Ritchie fronça les sourcils, ses bras se refermèrent dans le dos de Draco.
« Je suis désolé, p'tit loup. Je crois que Harry et Olivier avaient raison, après tout. Je n'aurais pas dû te réclamer tout de suite... Mais tu nous appelais si fort, je n'ai pas pu résister. Allez calme-toi. Est-ce que ce grand crétin de McLaggen a fait quelque chose de mal, Draco ? Tu trembles, mon p'tit loup. »
Draco leva des yeux perdus vers Ritchie. C'était la première fois qu'il lui parlait autant et aussi gentiment, l'appelant même par le surnom que lui donnait souvent toute leur petite bande d'amis. Compagnon-Loup se mit à gémir de contentement, vite rejoint par le garçon qui s'empressa de donner des petits coups de langue dans le cou du jeune homme.
« Draco, il t'a blessé ? » grogna Ritchie, son aura devenant un peu plus menaçante.
« Il a dit des choses terribles, » se plaignit Draco. « Et il m'a tripoté alors que je ne voulais pas. Ritchie, je ne l'aime pas ! »
« Je lui ferai payer, d'accord ?
« Oui, oui ! » continua de geindre Draco en se frottant contre le dominant.

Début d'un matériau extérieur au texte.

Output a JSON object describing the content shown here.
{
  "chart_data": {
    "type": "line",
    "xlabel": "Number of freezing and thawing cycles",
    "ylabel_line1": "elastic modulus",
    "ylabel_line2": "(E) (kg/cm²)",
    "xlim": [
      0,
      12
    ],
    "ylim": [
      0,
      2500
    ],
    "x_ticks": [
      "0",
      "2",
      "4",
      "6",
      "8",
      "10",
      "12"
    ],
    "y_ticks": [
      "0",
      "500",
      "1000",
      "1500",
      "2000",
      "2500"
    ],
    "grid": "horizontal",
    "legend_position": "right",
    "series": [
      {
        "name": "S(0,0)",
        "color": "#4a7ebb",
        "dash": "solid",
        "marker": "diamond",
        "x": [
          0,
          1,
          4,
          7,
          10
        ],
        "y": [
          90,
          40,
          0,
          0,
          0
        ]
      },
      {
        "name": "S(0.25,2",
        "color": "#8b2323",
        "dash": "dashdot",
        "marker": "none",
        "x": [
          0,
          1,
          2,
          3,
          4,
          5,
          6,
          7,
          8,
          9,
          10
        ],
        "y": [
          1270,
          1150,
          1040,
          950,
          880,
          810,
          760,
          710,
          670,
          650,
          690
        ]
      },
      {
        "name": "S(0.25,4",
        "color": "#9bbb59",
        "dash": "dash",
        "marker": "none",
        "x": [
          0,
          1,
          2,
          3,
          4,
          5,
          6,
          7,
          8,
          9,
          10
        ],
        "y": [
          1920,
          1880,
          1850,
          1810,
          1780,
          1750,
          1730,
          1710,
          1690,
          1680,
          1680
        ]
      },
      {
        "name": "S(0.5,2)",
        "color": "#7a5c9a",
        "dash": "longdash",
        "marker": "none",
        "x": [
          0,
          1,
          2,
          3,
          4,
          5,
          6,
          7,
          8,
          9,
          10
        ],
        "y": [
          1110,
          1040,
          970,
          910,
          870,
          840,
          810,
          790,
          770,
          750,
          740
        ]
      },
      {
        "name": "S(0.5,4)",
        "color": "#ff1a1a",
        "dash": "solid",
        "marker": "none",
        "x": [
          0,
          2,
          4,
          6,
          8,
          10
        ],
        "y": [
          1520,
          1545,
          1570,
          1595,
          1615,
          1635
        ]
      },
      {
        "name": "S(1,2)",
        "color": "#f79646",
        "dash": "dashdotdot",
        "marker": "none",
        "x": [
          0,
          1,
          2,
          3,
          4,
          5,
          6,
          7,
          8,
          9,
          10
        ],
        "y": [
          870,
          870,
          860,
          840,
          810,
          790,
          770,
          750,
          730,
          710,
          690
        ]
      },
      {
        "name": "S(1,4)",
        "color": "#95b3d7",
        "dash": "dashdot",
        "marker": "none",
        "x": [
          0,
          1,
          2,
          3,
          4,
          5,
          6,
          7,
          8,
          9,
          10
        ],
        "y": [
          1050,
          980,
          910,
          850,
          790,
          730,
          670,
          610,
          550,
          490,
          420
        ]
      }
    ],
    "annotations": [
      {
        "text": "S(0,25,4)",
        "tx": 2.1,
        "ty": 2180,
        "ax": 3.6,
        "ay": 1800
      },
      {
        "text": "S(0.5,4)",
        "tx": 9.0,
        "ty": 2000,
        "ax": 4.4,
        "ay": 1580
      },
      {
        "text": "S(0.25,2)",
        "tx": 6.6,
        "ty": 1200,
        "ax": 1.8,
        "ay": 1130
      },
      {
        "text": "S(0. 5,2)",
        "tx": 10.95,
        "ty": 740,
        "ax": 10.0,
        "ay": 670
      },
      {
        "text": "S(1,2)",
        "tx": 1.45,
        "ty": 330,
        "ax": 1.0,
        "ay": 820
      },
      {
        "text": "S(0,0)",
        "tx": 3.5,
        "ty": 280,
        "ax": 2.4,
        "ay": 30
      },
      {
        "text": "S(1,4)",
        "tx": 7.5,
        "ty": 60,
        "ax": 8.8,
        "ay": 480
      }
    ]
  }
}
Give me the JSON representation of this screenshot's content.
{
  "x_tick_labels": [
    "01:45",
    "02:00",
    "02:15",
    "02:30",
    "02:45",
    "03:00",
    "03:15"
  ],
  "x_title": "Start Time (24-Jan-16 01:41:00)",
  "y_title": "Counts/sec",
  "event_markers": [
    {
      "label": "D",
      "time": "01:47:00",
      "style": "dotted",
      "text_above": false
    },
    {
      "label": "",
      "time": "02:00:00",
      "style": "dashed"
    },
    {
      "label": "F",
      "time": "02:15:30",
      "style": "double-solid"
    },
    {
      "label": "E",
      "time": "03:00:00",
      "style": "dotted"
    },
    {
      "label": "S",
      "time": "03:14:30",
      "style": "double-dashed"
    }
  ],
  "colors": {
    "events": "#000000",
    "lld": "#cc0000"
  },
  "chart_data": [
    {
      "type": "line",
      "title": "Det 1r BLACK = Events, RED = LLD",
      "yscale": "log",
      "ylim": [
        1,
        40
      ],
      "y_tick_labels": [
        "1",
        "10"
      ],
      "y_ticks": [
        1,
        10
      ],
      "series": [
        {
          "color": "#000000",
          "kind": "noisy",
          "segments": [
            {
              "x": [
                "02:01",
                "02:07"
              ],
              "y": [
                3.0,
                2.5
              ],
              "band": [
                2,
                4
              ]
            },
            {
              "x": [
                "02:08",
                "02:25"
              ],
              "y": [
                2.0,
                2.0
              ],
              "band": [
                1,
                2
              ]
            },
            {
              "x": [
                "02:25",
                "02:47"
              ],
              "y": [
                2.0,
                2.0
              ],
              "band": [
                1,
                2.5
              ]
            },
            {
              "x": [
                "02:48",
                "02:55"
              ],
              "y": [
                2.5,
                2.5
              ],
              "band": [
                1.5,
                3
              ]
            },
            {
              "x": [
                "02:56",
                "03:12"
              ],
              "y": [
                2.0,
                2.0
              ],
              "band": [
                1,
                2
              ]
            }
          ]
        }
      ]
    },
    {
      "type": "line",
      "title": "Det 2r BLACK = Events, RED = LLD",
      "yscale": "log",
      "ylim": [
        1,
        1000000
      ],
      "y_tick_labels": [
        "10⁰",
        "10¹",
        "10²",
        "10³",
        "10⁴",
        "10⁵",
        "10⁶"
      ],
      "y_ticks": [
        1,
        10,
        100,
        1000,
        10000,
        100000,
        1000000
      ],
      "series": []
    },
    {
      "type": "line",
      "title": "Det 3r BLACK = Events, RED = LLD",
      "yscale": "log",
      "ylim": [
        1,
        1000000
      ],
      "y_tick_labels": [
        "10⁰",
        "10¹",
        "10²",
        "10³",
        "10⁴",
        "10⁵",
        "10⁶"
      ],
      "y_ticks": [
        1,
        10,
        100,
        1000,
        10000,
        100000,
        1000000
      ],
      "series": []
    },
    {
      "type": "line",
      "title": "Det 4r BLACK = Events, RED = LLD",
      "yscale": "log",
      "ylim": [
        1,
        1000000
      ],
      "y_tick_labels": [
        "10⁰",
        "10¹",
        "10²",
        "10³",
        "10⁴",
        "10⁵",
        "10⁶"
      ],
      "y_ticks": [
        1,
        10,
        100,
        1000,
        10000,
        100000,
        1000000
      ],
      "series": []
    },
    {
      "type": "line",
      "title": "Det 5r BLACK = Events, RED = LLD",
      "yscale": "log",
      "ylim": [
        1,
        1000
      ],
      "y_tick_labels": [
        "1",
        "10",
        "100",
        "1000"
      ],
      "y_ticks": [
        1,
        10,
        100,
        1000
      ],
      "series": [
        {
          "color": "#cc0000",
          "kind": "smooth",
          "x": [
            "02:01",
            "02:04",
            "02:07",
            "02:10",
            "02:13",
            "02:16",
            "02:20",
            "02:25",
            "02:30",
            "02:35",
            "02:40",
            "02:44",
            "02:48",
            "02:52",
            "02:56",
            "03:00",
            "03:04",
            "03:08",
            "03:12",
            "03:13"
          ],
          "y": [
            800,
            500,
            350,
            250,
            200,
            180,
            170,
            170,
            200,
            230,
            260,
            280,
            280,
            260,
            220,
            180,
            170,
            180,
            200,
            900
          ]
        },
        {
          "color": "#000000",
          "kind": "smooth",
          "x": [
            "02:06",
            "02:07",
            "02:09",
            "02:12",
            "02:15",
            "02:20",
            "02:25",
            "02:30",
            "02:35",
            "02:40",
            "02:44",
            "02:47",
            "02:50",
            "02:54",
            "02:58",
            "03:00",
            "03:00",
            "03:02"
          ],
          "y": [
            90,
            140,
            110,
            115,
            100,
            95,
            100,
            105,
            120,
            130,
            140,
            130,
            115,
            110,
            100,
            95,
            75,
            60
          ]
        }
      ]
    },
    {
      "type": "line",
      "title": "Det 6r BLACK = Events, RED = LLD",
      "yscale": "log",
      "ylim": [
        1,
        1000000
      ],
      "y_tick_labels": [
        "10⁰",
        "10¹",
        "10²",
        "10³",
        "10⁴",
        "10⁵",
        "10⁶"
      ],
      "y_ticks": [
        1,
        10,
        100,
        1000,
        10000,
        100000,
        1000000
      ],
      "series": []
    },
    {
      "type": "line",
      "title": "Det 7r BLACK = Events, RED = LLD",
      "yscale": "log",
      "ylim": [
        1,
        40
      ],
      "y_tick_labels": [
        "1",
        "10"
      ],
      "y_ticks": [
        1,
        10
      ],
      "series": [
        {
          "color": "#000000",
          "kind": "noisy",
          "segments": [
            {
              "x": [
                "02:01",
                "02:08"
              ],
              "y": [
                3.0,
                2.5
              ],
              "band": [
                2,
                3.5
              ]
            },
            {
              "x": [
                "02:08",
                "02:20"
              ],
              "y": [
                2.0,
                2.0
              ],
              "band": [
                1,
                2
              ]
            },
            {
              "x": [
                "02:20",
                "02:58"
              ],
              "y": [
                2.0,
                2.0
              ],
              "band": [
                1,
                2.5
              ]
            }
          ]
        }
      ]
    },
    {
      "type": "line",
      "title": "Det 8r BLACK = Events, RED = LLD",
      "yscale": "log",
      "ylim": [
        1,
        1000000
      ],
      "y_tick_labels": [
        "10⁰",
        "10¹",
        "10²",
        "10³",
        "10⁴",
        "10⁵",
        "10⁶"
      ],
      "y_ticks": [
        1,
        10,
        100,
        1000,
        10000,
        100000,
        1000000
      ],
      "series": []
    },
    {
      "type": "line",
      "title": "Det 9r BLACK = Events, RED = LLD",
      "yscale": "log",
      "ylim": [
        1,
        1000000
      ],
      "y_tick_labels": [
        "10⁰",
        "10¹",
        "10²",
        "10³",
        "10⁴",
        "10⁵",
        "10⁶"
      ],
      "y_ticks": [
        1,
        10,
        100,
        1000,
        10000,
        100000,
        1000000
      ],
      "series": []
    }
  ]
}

Ce dernier l'entraîna sur la natte où ils s'assirent, comme lors du solstice, Draco pelotonné entre ses jambes et contre son torse.
Antinoüs s'approcha d'Ayase qui, lui, avait rejoint Charlie devant le pan de l'ouverture de la tente.
« Aya', c'est normal ce comportement ? » s'étonna-t-il.
« Oui, totalement. C'est un Lycanthrope, mon frère. »
Antinoüs jeta un coup d'œil à Draco qui continuait à se plaindre en poussant des gémissements à la fois humains et canins alors que le dominant lui caressait les cheveux, sans mot dire. Puis ses yeux bleus revinrent sur Ayase, maintenant dans les bras de Charlie.
« Toi aussi. »
« Oui, moi aussi. »
« Et... tu réagis ainsi ? »
Ayase eut un petit sourire.
« Oui, parfois. »
Antinoüs lui rendit son sourire, bien qu'emprunt d'une légère tristesse.
« J'ai choisi cette vie, contrairement à Draco, » affirma Ayase. « Je sais que tu ne l'aurais pas voulu pour toi, Anti', mais j'aime ma vie. »
« Et Draco ? » fit de nouveau le Monoïque.
« Il l'aimera aussi, » affirma Ayase.
Ritchie finit par se lever, remplacé par Olivier. Draco fit avec le dominant brun comme il avait fait avec le blond. Tous constatèrent qu'il cherchait plus encore les câlins et caresses d'Olivier, alors qu'il se calmait véritablement dans ses bras.
Olivier finit pas partir, lui aussi, après un baiser sur la joue glabre de l'Oméga qui lui fit un grand sourire.
Quand il sortit de la tente, tous purent voir Draco devenir fébrile, ses doigts s'entremêlaient avec nervosité alors qu'il ne cessait de scruter le pan en toile.
« Ayase, il va finir ? Il va venir ? N'est-ce pas ? » demanda enfin le garçon alors que le temps s'étirait. « Il ne va pas m'abandonner ? »
Le désespoir était palpable dans la voix juvénile. Néanmoins, Ayase n'eut pas le temps de répondre que la tente s'ouvrait une dernière fois, révélant un jeune homme aux cheveux noirs impossibles.
« Harry ! » cria Draco.
Puis sans attendre il courut, se jeta dans les bras du dominant et écrasa ses lèvres sur les siennes.